An enterprise data warehouse is critical to the long-term viability of your business.
To be competitive, modern companies must be agile and make smart business decisions based on data, not hunches. Unfortunately, important data is often spread across multiple departments and teams, creating siloed thinking and making it challenging for leaders to get a holistic view of the business.
In an applied example, the sales team manages data related to the CRM, sales conversion and more; support holds the keys to customer success and support metrics; procurement knows the facts on supply chain management; and on and on. Mission-critical data is housed in different departments and managed by disparate teams.
What’s needed is a solution that will enable data-driven decisions and quicker time to insight by integrating important data for centralized analysis and business intelligence.
The ultimate goal is a single source of truth.
The term data warehouse is not new. It is defined as a centralized data repository, sometimes called a database of databases, for reporting and analytical purposes. An enterprise data warehouse (EDW) is a database of databases that houses data from all areas of a business.
EDWs store data from multiple departments, sources and applications to make centralized analytics available across an enterprise. This data typically comes from different systems, including on-premises sources such as production applications and physical records, and cloud sources such as customer relationship management (CRM), enterprise resource planning (ERP) and other web-based applications.
The data housed within an EDW is one of a business’s most important assets, as it contains critical information that captures a view of the entire business that exists nowhere else.
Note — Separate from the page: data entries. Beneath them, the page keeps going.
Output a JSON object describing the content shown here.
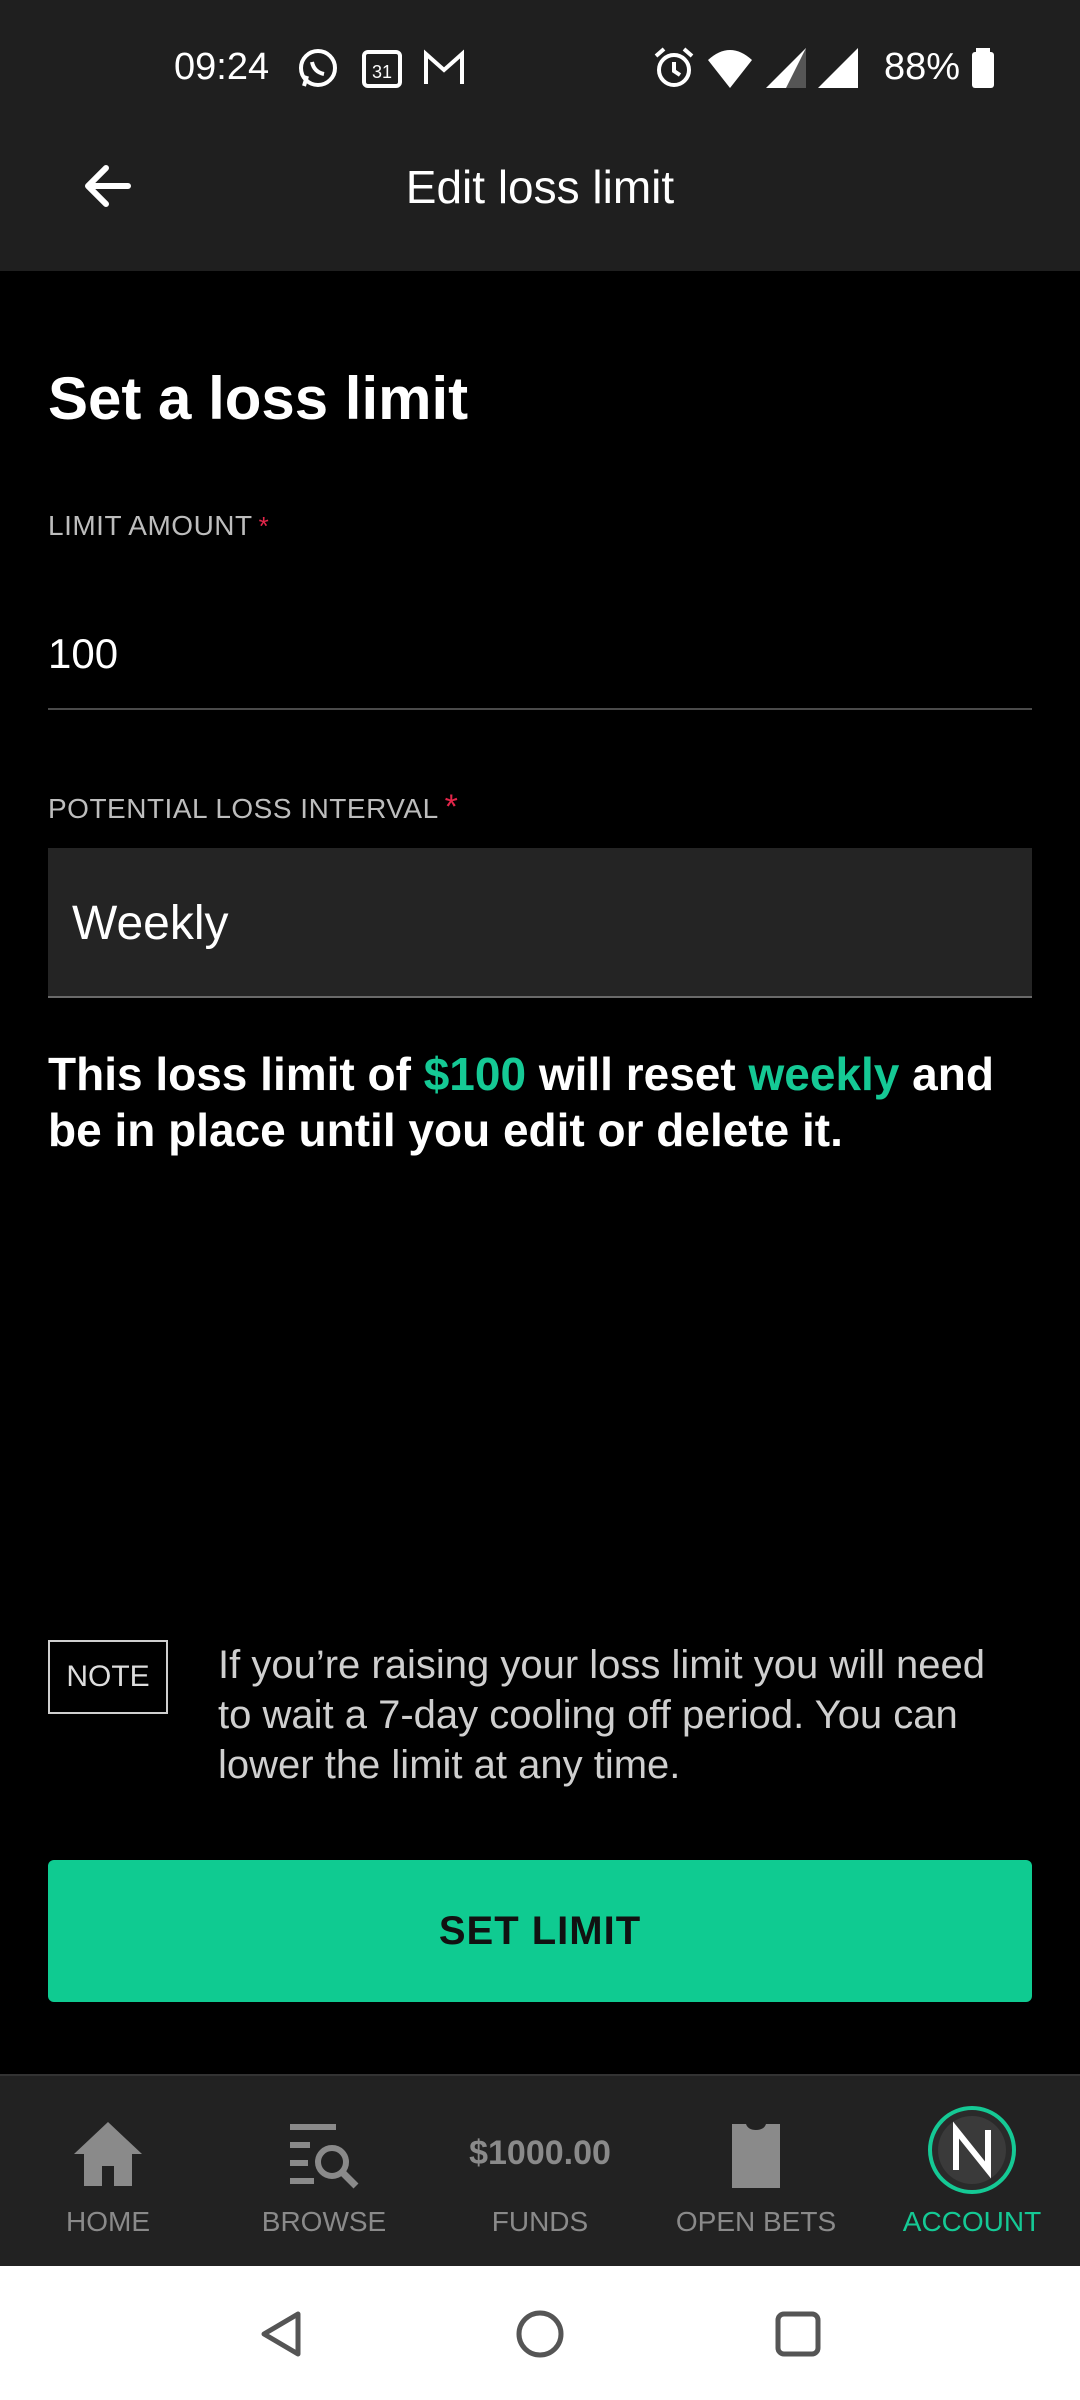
{
  "status_bar": {
    "time": "09:24",
    "battery": "88%",
    "icons": [
      "whatsapp-icon",
      "calendar-icon",
      "gmail-icon",
      "alarm-icon",
      "wifi-icon",
      "signal-r-icon",
      "signal-icon",
      "battery-icon"
    ],
    "calendar_day": "31"
  },
  "app_bar": {
    "title": "Edit loss limit"
  },
  "form": {
    "heading": "Set a loss limit",
    "amount_label": "LIMIT AMOUNT",
    "amount_value": "100",
    "interval_label": "POTENTIAL LOSS INTERVAL",
    "interval_value": "Weekly",
    "required_mark": "*"
  },
  "summary": {
    "part1": "This loss limit of ",
    "amount": "$100",
    "part2": " will reset ",
    "interval": "weekly",
    "part3": " and be in place until you edit or delete it."
  },
  "note": {
    "badge": "NOTE",
    "text": "If you’re raising your loss limit you will need to wait a 7-day cooling off period. You can lower the limit at any time."
  },
  "action": {
    "set_limit_label": "SET LIMIT"
  },
  "bottom_nav": {
    "home": "HOME",
    "browse": "BROWSE",
    "funds_amount": "$1000.00",
    "funds": "FUNDS",
    "open_bets": "OPEN BETS",
    "account": "ACCOUNT"
  },
  "colors": {
    "accent": "#0fcb91",
    "required": "#e3264a",
    "bar": "#1f1f1f"
  }
}
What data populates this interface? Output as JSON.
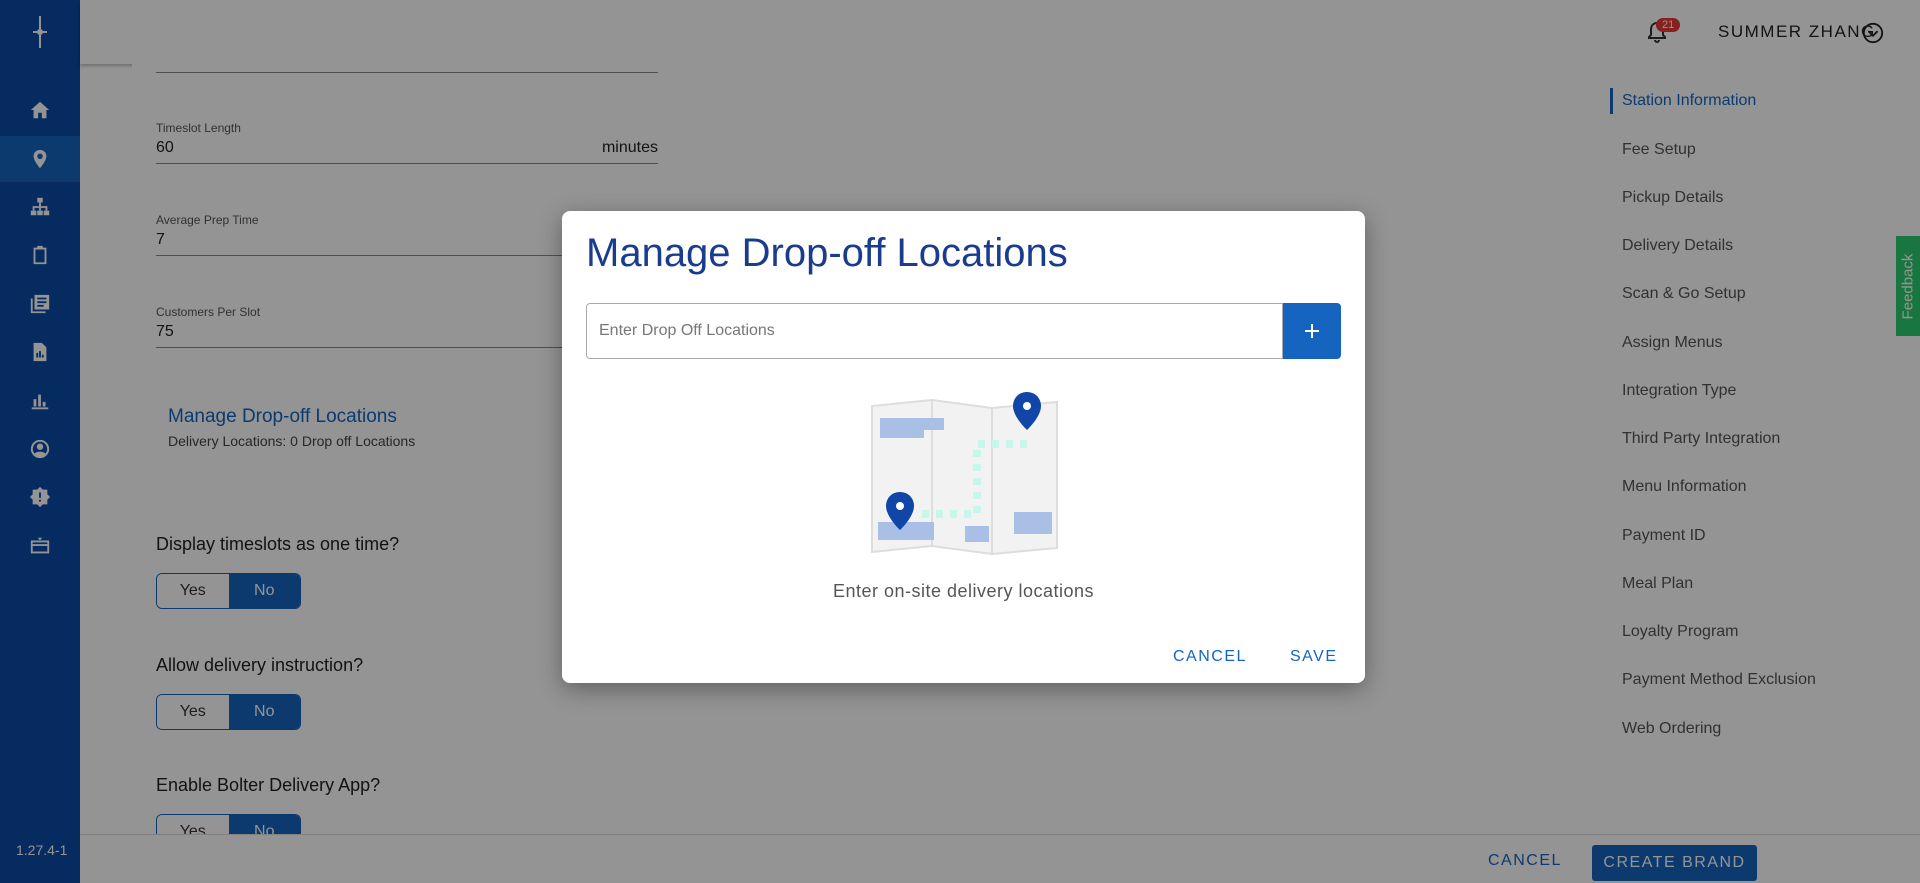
{
  "app": {
    "version": "1.27.4-1"
  },
  "leftnav": {
    "items": [
      {
        "icon": "home-icon"
      },
      {
        "icon": "location-pin-icon",
        "active": true
      },
      {
        "icon": "sitemap-icon"
      },
      {
        "icon": "clipboard-icon"
      },
      {
        "icon": "menu-book-icon"
      },
      {
        "icon": "report-document-icon"
      },
      {
        "icon": "bar-chart-icon"
      },
      {
        "icon": "account-circle-icon"
      },
      {
        "icon": "settings-badge-icon"
      },
      {
        "icon": "gift-card-icon"
      }
    ]
  },
  "header": {
    "notification_count": "21",
    "user_name": "SUMMER ZHANG"
  },
  "form": {
    "timeslot_length": {
      "label": "Timeslot Length",
      "value": "60",
      "unit": "minutes"
    },
    "avg_prep_time": {
      "label": "Average Prep Time",
      "value": "7"
    },
    "customers_per_slot": {
      "label": "Customers Per Slot",
      "value": "75"
    },
    "dropoff_link": "Manage Drop-off Locations",
    "dropoff_summary": "Delivery Locations: 0 Drop off Locations",
    "q_timeslots": "Display timeslots as one time?",
    "q_delivery_instruction": "Allow delivery instruction?",
    "q_bolter_app": "Enable Bolter Delivery App?",
    "yes": "Yes",
    "no": "No"
  },
  "rightnav": {
    "items": [
      "Station Information",
      "Fee Setup",
      "Pickup Details",
      "Delivery Details",
      "Scan & Go Setup",
      "Assign Menus",
      "Integration Type",
      "Third Party Integration",
      "Menu Information",
      "Payment ID",
      "Meal Plan",
      "Loyalty Program",
      "Payment Method Exclusion",
      "Web Ordering"
    ],
    "active_index": 0,
    "feedback": "Feedback"
  },
  "footer": {
    "cancel": "CANCEL",
    "create": "CREATE BRAND"
  },
  "modal": {
    "title": "Manage Drop-off Locations",
    "input_placeholder": "Enter Drop Off Locations",
    "input_value": "",
    "empty_text": "Enter on-site delivery locations",
    "cancel": "CANCEL",
    "save": "SAVE"
  },
  "colors": {
    "primary": "#1565c0",
    "nav_bg": "#0a4aa6",
    "title": "#1a3c8f",
    "feedback": "#2ecc71"
  }
}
Traditionally, data warehouses were hosted in on-premise data centers, but the advent of cloud computing has enabled “serverless,” cloud-based data warehouses where compute and storage resources can be independently scaled up and down as needed. Modern cloud data warehouses have become extremely accessible to organizations with modest resources. Examples include Databricks, Snowflake, Google BigQuery and AWS Redshift.
Why does your company need an EDW?
In companies that don’t have a centralized data warehouse, departments often work in data silos. Teams independently pull in data from various sources and try to analyze it in Excel. However, this approach is error-prone because of biases of that particular data importer and their bias on how they analyzed said data.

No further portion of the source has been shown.